Michelle - Proud DR Rockette S: 28JUL07, D'd: 29OCT09 http://tinyurl.com/27j9qo2
I post less often than ever now. I can't wait until this is over. I offered her exactly waht the mediator suggested. That's the end of it for me. She will now have to work to get more. I've had it. I hate her.
You are entering not the craziest time where you cannot trust your emotions and thought processes. Hopefully you have a good lawyer and nonemotional friends who will give sound advice.
Most of the time when bad things happen they happen at this period or shortly thereafter.

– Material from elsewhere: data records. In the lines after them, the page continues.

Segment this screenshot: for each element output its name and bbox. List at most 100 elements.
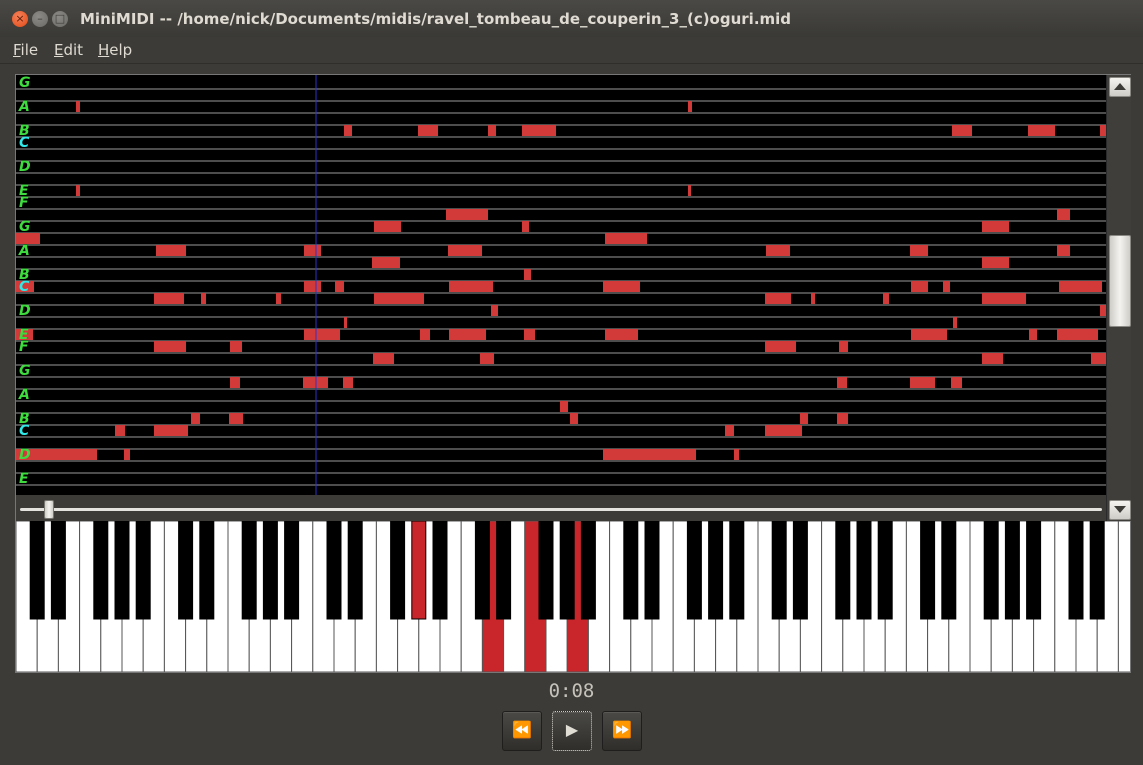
- black-key[interactable]: [178, 521, 194, 620]
- white-key[interactable]: [1117, 521, 1130, 672]
- note-block[interactable]: [335, 281, 344, 292]
- note-block[interactable]: [154, 425, 188, 436]
- black-key[interactable]: [835, 521, 851, 620]
- note-block[interactable]: [488, 125, 496, 136]
- black-key[interactable]: [1004, 521, 1020, 620]
- note-block[interactable]: [230, 377, 240, 388]
- black-key[interactable]: [686, 521, 702, 620]
- note-block[interactable]: [524, 269, 531, 280]
- note-block[interactable]: [304, 245, 321, 256]
- note-block[interactable]: [76, 101, 80, 112]
- note-block[interactable]: [952, 125, 972, 136]
- position-slider[interactable]: [16, 495, 1106, 521]
- note-block[interactable]: [765, 341, 796, 352]
- minimize-icon[interactable]: –: [32, 11, 48, 27]
- note-block[interactable]: [1059, 281, 1102, 292]
- black-key[interactable]: [983, 521, 999, 620]
- note-block[interactable]: [839, 341, 848, 352]
- menu-file[interactable]: File: [13, 41, 38, 59]
- note-block[interactable]: [734, 449, 739, 460]
- note-block[interactable]: [910, 377, 935, 388]
- black-key[interactable]: [347, 521, 363, 620]
- note-block[interactable]: [766, 245, 790, 256]
- note-block[interactable]: [201, 293, 206, 304]
- note-block[interactable]: [837, 377, 847, 388]
- black-key[interactable]: [538, 521, 554, 620]
- note-block[interactable]: [951, 377, 962, 388]
- slider-handle[interactable]: [44, 500, 54, 519]
- note-block[interactable]: [418, 125, 438, 136]
- note-block[interactable]: [154, 341, 186, 352]
- note-block[interactable]: [304, 329, 340, 340]
- black-key[interactable]: [50, 521, 66, 620]
- note-block[interactable]: [229, 413, 243, 424]
- note-block[interactable]: [1057, 329, 1098, 340]
- note-block[interactable]: [883, 293, 889, 304]
- black-key[interactable]: [1068, 521, 1084, 620]
- piano-roll[interactable]: GABCDEFGABCDEFGABCDE: [16, 75, 1106, 495]
- note-block[interactable]: [943, 281, 950, 292]
- piano-roll-canvas[interactable]: GABCDEFGABCDEFGABCDE: [16, 75, 1106, 495]
- note-block[interactable]: [603, 449, 696, 460]
- note-block[interactable]: [344, 317, 347, 328]
- note-block[interactable]: [1057, 245, 1070, 256]
- note-block[interactable]: [76, 185, 80, 196]
- note-block[interactable]: [480, 353, 494, 364]
- note-block[interactable]: [276, 293, 281, 304]
- black-key[interactable]: [792, 521, 808, 620]
- note-block[interactable]: [115, 425, 125, 436]
- note-block[interactable]: [605, 233, 647, 244]
- note-block[interactable]: [374, 293, 424, 304]
- scroll-up-button[interactable]: [1109, 77, 1131, 97]
- black-key[interactable]: [114, 521, 130, 620]
- black-key[interactable]: [326, 521, 342, 620]
- note-block[interactable]: [124, 449, 130, 460]
- black-key[interactable]: [1089, 521, 1105, 620]
- note-block[interactable]: [982, 257, 1009, 268]
- note-block[interactable]: [491, 305, 498, 316]
- black-key[interactable]: [771, 521, 787, 620]
- menu-edit[interactable]: Edit: [54, 41, 83, 59]
- note-block[interactable]: [560, 401, 568, 412]
- note-block[interactable]: [1029, 329, 1037, 340]
- note-block[interactable]: [1028, 125, 1055, 136]
- note-block[interactable]: [811, 293, 815, 304]
- note-block[interactable]: [191, 413, 200, 424]
- note-block[interactable]: [953, 317, 957, 328]
- scroll-thumb[interactable]: [1109, 235, 1131, 327]
- black-key[interactable]: [284, 521, 300, 620]
- black-key[interactable]: [241, 521, 257, 620]
- black-key[interactable]: [941, 521, 957, 620]
- note-block[interactable]: [765, 425, 802, 436]
- note-block[interactable]: [911, 329, 947, 340]
- scroll-down-button[interactable]: [1109, 500, 1131, 520]
- black-key[interactable]: [877, 521, 893, 620]
- close-icon[interactable]: ×: [12, 11, 28, 27]
- note-block[interactable]: [230, 341, 242, 352]
- vertical-scrollbar[interactable]: [1106, 75, 1131, 521]
- note-block[interactable]: [800, 413, 808, 424]
- black-key[interactable]: [920, 521, 936, 620]
- black-key[interactable]: [729, 521, 745, 620]
- black-key[interactable]: [856, 521, 872, 620]
- keyboard-canvas[interactable]: [16, 521, 1130, 672]
- note-block[interactable]: [688, 101, 692, 112]
- note-block[interactable]: [1057, 209, 1070, 220]
- note-block[interactable]: [837, 413, 848, 424]
- black-key[interactable]: [135, 521, 151, 620]
- black-key[interactable]: [262, 521, 278, 620]
- note-block[interactable]: [982, 221, 1009, 232]
- note-block[interactable]: [373, 353, 394, 364]
- black-key[interactable]: [93, 521, 109, 620]
- play-button[interactable]: ▶: [552, 711, 592, 751]
- black-key[interactable]: [390, 521, 406, 620]
- black-key[interactable]: [474, 521, 490, 620]
- black-key[interactable]: [580, 521, 596, 620]
- note-block[interactable]: [605, 329, 638, 340]
- black-key[interactable]: [1026, 521, 1042, 620]
- fast-forward-button[interactable]: ⏩: [602, 711, 642, 751]
- note-block[interactable]: [982, 353, 1003, 364]
- note-block[interactable]: [448, 245, 482, 256]
- rewind-button[interactable]: ⏪: [502, 711, 542, 751]
- note-block[interactable]: [522, 221, 529, 232]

This time will end sooner or later. Very few people leave this time without going through a mourning combined with anger toward the relationship. If you choose to reach out to your spouse at this time in any way shape or form I would suggest do not. All communication should be made though an uninvolved third party and afterwards communication should only be made dealing with business.
I do not wish this on anyone. Best wishes.
"All I want is a weeks pay for a day's work" Steve Martin
Thanks, all. I appreciate you looking in on me! The legal bills are starting to grow. She's not accepting my offer as th mediator suggested, and I'm not prepared to budge. She asked again for all of my pay stubs, and when I told her what I made for my two weeks in the summer with the Army, she thought I low-balled it, which I might have because I can't find that on any pay chart. I WANTED TO TELL HER I ALSO HAD 65 CENTS IN THE ASH TRAY OF MY CAR! Welcome back Hill. I thought you'd all chastise me for the way I ended my last post, but I do hate her. JUST GO AWAY! Mattie: Gym Woman continues to be awesome! No changes there. All positive. It's amazing what a sane woman sounds and looks like!
If you haven't had to fill out a financial affidavit, you will in the near future. Since she has a law office behind her, they know ways to make your life a living hell (like providing 5 years worth of financial information for everything).
Be transparent with anything that has a paper trail. Call the appropriate sources and get the statements. As wacky as it sounds, good will helps you and her.
This time isn't about drawing a line in the sand. It's about finishing the process as quickly and equitably as possible. Look what my ex did.. spent 140K on a basic settlement of which I am responsible for half. Emotions fly high and unreasonable behavior becomes the norm.
Take care of the kids. Meet the requirements of the law. Throw in a bone which makes you sound more than reasonable and puts the pressure on her from her lawyer that she's getting a better deal than if she went to court.